I use Tailscale and its MagicDNS with Tailscale fetched certs, which I understand come from Let's Encrypt, to secure web interfaces on Proxmox and OMV. Works fine but I cannot renew certs in advance of their expiry unlike on Debian or Ubuntu. Why is this, or am I missing something?
I am not sure this is the best forum to address your question.
Renewing certs is done by the ACME Client. Let's Encrypt is an ACME Server which issues certs based on the client's request.

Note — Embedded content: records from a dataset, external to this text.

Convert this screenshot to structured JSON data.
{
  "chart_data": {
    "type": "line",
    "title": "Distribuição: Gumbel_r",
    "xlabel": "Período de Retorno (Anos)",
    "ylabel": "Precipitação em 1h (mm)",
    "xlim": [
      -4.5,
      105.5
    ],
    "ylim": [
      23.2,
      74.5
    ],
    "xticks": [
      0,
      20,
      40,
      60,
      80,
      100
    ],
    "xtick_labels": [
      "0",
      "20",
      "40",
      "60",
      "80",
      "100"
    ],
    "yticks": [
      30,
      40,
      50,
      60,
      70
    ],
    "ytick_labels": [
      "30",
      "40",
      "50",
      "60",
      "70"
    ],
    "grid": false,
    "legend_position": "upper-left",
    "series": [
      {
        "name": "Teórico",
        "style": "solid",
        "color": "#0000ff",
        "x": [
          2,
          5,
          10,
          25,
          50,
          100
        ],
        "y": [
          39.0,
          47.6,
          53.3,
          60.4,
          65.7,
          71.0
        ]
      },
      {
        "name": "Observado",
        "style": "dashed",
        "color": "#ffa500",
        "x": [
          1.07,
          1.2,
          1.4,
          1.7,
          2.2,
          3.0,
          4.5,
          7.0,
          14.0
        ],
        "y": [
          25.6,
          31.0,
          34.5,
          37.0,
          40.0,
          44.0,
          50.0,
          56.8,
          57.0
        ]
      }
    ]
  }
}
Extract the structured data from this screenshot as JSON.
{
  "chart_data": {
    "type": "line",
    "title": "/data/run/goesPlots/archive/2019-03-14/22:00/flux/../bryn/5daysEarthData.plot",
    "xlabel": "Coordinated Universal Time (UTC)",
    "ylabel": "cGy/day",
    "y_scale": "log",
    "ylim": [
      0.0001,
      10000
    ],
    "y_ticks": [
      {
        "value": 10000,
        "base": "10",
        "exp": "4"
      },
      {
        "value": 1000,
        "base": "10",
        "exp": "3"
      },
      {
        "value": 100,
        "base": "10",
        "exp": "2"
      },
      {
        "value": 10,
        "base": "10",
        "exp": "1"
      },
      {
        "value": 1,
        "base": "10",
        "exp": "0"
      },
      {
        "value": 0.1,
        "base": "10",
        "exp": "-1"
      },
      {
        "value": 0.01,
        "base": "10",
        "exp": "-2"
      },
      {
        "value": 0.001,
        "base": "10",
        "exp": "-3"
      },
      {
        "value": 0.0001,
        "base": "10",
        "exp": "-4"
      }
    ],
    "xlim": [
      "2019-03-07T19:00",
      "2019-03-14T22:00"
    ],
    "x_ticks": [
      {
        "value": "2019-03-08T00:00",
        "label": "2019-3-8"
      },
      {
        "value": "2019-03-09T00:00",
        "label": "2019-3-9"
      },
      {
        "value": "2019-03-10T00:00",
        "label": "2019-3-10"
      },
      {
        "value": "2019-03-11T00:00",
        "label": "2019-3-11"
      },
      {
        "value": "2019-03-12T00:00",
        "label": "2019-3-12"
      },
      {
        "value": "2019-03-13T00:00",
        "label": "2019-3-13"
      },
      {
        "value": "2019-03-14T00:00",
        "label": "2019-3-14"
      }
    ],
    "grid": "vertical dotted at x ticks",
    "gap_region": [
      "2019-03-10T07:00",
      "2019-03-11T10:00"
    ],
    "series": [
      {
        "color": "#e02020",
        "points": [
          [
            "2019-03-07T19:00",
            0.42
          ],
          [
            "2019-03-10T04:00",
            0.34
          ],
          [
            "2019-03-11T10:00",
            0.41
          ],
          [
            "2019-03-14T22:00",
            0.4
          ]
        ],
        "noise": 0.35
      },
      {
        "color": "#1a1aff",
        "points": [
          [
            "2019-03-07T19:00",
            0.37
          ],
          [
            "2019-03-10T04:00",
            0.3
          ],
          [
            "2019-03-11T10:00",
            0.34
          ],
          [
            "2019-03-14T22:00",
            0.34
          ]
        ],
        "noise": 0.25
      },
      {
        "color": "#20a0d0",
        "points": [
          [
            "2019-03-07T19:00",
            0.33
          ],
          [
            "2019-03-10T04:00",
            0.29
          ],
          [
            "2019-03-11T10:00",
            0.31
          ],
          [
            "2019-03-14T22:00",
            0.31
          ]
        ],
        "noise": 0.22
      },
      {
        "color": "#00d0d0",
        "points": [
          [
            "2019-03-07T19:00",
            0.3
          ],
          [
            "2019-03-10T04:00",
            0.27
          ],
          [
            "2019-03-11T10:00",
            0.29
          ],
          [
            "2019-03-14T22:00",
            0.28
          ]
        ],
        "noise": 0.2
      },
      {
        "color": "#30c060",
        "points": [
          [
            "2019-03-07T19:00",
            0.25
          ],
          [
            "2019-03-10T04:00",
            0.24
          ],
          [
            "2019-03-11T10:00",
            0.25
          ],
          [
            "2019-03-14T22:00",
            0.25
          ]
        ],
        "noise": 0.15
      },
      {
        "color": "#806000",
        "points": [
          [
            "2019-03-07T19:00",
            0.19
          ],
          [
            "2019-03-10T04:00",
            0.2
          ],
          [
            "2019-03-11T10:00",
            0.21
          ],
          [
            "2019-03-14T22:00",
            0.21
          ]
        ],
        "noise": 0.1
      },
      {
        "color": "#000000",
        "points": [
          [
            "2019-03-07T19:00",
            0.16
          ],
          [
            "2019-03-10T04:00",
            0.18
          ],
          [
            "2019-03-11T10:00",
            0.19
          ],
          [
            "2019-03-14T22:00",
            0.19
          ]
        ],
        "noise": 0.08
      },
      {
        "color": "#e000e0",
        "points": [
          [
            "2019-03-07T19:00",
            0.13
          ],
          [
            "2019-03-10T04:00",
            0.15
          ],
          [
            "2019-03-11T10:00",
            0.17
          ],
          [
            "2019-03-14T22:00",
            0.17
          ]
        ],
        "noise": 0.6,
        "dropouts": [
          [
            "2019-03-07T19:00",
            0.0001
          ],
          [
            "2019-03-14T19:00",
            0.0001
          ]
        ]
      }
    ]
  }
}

We see certain clients often (Certbot, acme.sh, and such) and often give advice on those. But, we don't often see the config you describe. It's possible some volunteer will offer help anyway. But, ultimately the renewal of any cert is done by the client you used to get the first cert and you should contact the author of that.
The docs below don't describe renewals but it's the only thing I found at all related to your comment. Maybe this will help when you ask them what to do.
Thanks for your reply, I came here as no answer on Tailscale forum and Reddit Tailscale forum. I can easy get round the problem by using a precisely timed cron job to grab and install new certs. Just curious why it works as it does.
A cron job or systemd timer is commonly used by ACME clients for renewal.
You should avoid a fixed time and especially avoid "abused" times like the top of any hour.
Below is some good advice about setting up a cron in the Certbot docs. Of course, your command is different but the technique for varying the start time is useful at least.
What have you tried?
What was the failure/error?
I use the command tailscale cert proxmox.chicken.duck.ts.net (example). Certs are downloaded but when inspected they have same expiry date as existing ones. After expiry I do same and get good certs that expire in three months.
Sounds like it might be a bug with Tailscale's integration of their ACME client: simply returning the existing cert until it expires and then getting a new one. I'd be surprised if that's intentional, but.
Tailscale's logic for whether or not they should renew the cert depends on whether the cert is going to be expired at a point in time 14 days in the future. When that's the case, they continue returning the same cached cert for now, but kick off a background thread to renew it so that a new cert will be available for a future request.
Have you tried running the
tailscale cert <hostname> command within the last 14 days of the certificate's lifetime?
Yes even the day before expiry it returns the same cert.
I've filed a bug against tailscale to improve this behavior: HTTPS certificate renewal is based on hard-coded time until expiry · Issue #8204 · tailscale/tailscale · GitHub
Thanks I'll follow this with interest.
While that would improve things in tailscale it doesn't explain why you can't renew until after expiration. At least that's how I see it (as noted, not a tailscale or go expert).
Can you show the last three renewed dates for an actual name?
Answered in PM.
That first name has only been issued two certs:
Viewed with crt.sh as:
And the second cert came 25 days after the first one expired.
I don't see how it is renewing on its' own [at all].
The second name has been issued three certs:
The first renewal happened about 8 days before expiry.
The second renewal happened the day it expired.
I fail to see how this is working as expected
Checking cert renewals for other FQDNs from that domain we can see "the renewal pattern" is consistently late [or non-existent]:
Maybe someone with adequate Tailscale experience can shed some light.
Not sure I entirely follow you not being familiar with the logs as you are. From my end, I see the certs are getting close to expiry, I try to renew with the tailscale cert command, it downloads certs identical to what I have.
Earlier this week two certs expired, I used the same command and received good certs.
I'll PM the address of a third system that has been doing the same.
Tailscale doesn't work like certbot, all it does is download certs then it's up to the user to install them, any automation is up to the user to sort out.
That third FQDN has similar "pattern" [of NO pattern]:
[already shown above]
The first cert was renewed the day it expired [2023-02-21].
Then renewed seven days prior to expiration [2023-05-15 is before 2023-05-22].
Thanks for your help but I don't understand this. What I have been doing is manually getting the tailscale certs and then uploading them through the web interfaces on Proxmox, Proxmox Backup Server and OMV. Only way I have been able to achieve this, and this was earlier this week on Proxmox and OMV was to wait until after expiry and the get the certs. Your logs indicate that fresh certs have been issued before expiry but this conflicts with my experience.